Acheteuse de Van Gogh
C’est par l’intermédiaire de son frère, Eugène (1855-1941) -qu’Anna a encouragé à devenir peintre et qui s’est installé à Paris-, qu’elle fait la connaissance de Vincent van Gogh. C’est aussi avec Eugène, qui fréquente de nombreux artistes, qu’elle va acheter des œuvres de Gauguin (Conversation, Bretagne, 1888), un autre van Gogh après sa mort (Plaine de La Crau avec pêchers en fleurs). Si, comme son frère, elle soutient des artistes, elle est aussi une collectionneuse avisée, s’offrant Saint-Tropez, La Calanque (1906) de Signac en revendant ses deux van Gogh dont la cote a monté ! Et fait décorer sa maison de Saint-Gilles (l’une de ses nombreuses résidences) par Victor Horta, dans le style Art Nouveau très à la mode à l’époque. Bien qu’Anna Boch n’ait jamais dû vivre de la vente de ses œuvres, elle expose régulièrement et vend bien ses toiles.
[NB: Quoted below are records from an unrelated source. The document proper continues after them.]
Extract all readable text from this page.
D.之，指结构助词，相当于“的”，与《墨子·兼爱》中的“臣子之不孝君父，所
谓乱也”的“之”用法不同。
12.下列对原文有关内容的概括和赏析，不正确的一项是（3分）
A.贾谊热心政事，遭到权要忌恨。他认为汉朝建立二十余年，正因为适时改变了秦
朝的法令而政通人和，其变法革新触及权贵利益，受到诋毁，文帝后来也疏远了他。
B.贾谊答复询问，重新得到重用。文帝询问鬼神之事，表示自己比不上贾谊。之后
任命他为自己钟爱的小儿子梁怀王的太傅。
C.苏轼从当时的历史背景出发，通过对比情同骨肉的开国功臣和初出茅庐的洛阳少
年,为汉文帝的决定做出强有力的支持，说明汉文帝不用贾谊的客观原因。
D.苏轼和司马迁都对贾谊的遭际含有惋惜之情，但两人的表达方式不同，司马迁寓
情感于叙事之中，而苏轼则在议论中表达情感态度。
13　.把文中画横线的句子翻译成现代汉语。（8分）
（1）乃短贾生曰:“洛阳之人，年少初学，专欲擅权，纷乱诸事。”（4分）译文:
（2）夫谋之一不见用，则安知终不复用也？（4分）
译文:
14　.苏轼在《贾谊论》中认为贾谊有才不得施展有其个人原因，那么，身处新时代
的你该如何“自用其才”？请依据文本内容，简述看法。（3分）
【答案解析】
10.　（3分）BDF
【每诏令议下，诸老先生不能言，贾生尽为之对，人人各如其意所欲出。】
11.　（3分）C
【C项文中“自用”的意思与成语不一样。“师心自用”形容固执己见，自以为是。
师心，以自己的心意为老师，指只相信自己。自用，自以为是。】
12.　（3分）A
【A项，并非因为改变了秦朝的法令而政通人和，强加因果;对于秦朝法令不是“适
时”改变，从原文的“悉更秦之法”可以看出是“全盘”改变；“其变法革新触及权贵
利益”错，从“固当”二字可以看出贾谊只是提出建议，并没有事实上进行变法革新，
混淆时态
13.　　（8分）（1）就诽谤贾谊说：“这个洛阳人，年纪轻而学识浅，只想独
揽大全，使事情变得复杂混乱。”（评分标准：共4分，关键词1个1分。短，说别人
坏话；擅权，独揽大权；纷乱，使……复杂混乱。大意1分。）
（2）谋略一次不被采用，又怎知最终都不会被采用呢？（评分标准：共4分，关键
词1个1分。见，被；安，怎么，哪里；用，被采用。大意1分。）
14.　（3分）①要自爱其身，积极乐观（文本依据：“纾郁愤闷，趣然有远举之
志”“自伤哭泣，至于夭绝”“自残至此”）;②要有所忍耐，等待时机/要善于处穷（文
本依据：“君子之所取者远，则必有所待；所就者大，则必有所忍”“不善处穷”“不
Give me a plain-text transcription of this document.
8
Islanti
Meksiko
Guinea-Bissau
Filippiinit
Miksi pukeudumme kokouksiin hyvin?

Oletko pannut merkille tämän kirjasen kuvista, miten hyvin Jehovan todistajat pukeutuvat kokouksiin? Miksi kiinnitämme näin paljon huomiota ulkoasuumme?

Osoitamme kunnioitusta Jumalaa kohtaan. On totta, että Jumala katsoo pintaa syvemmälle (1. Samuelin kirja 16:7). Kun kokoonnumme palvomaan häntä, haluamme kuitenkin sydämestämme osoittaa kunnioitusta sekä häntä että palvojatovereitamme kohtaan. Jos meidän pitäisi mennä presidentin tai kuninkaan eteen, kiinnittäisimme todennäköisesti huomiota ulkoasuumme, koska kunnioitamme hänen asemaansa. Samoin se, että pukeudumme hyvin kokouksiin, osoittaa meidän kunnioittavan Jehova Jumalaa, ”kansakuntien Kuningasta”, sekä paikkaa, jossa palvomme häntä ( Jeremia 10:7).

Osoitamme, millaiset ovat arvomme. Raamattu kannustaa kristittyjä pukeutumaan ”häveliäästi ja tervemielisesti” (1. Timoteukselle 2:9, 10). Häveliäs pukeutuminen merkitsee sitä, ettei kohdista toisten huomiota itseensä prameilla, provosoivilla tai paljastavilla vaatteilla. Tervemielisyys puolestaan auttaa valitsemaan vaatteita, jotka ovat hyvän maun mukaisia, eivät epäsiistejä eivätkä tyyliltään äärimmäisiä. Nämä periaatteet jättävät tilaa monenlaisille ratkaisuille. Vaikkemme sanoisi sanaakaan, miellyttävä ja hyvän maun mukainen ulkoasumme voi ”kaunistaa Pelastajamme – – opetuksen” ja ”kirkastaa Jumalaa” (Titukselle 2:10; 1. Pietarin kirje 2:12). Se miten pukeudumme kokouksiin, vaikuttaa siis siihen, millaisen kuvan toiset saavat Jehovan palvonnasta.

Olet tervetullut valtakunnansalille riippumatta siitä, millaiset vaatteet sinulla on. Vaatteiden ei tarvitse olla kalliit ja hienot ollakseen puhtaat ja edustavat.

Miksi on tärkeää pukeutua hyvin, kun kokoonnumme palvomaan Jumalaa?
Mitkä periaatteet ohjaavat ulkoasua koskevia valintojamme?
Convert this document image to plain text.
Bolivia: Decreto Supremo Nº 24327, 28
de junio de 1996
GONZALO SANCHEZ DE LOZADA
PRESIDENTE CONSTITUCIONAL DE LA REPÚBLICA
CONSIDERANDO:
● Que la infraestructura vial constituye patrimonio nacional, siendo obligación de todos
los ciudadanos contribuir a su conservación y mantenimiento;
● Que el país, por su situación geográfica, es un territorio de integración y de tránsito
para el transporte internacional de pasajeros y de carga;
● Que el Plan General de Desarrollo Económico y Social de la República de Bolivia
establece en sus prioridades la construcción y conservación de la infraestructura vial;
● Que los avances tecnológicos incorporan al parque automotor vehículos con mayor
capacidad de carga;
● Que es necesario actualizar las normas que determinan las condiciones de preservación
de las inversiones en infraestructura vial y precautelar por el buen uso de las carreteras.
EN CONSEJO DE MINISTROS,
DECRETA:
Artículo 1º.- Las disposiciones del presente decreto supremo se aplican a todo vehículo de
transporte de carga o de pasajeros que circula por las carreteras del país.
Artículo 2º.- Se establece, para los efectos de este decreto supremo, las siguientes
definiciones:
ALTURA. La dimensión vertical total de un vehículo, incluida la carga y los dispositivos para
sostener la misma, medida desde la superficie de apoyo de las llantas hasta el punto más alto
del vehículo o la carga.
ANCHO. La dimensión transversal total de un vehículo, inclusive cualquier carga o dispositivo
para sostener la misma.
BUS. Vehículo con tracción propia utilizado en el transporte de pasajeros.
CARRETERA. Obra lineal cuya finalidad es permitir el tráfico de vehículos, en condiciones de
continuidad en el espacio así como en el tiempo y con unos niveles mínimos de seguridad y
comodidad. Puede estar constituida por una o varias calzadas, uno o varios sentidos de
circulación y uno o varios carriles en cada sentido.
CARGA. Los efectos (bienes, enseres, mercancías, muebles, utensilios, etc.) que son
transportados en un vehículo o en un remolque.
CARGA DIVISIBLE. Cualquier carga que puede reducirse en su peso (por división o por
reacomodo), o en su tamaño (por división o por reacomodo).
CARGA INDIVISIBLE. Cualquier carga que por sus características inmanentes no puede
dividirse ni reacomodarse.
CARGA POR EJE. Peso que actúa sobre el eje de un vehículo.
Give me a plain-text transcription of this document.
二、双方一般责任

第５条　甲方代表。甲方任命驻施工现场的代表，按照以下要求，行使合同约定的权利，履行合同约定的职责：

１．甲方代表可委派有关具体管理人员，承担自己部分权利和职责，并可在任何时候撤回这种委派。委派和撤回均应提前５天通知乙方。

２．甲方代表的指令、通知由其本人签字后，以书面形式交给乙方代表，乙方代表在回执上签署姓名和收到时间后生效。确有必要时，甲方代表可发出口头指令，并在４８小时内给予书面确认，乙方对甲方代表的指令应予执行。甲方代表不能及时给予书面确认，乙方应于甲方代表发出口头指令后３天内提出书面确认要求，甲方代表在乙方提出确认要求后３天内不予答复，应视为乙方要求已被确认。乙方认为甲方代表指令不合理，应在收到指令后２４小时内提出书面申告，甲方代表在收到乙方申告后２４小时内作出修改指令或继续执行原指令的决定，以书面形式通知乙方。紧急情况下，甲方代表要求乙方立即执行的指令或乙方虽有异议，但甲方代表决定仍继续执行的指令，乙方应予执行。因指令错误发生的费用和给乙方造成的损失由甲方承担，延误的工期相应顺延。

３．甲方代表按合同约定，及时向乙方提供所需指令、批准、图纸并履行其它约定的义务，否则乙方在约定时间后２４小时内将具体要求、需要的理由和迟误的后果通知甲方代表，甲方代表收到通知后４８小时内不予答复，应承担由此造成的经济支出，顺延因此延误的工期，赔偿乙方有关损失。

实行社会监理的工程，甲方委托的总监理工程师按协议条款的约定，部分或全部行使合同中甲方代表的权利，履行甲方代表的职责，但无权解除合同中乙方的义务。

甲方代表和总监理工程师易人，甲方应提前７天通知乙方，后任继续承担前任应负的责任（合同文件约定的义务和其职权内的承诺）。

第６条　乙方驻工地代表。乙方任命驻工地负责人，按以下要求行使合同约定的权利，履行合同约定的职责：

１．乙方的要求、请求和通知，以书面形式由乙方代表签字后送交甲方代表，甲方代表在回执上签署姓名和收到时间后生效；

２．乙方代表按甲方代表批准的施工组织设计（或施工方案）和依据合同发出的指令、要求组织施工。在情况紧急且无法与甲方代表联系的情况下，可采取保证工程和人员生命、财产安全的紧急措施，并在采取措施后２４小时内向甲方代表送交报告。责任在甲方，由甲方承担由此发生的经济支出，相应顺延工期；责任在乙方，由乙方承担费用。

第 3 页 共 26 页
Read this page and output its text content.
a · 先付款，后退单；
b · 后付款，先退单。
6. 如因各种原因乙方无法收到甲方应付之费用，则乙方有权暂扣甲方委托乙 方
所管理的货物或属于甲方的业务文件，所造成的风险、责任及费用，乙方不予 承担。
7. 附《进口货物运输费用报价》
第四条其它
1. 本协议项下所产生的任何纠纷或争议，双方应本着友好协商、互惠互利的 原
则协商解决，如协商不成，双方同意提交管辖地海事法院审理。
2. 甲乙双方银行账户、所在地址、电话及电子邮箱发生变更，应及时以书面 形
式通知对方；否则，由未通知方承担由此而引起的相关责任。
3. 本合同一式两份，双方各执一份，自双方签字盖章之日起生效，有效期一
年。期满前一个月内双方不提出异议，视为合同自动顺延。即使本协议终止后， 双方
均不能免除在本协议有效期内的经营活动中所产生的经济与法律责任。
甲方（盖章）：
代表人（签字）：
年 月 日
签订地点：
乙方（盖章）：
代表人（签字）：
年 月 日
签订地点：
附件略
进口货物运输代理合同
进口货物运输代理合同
La galerie Giroux lui organise même une rétrospective en 1930.
Pour cette exposition, Mu.ZEE a bénéficié de prêts exceptionnels d’œuvres, notamment Paul Signac, Saint-Tropez, La Calanque (KMSKB), Paul Gauguin, Conversation, Bretagne (KMSKB), Vincent van Gogh, Portrait d’Eugène Boch (Musée d’Orsay, Paris). Une belle opportunité de découvrir l’œuvre vibrante et la vie passionnante de cette peintre et collectionneuse qui aimait les jardins fleuris et les bords de mer, comme celle qui baigne Ostende où elle séjourna en 1907, participant à une exposition au mythique Kursaal à l’histoire mouvementée. Un lieu aujourd’hui encore dédié à la culture, dominant l’immense plage baignée de l’exceptionnelle lumière du Nord.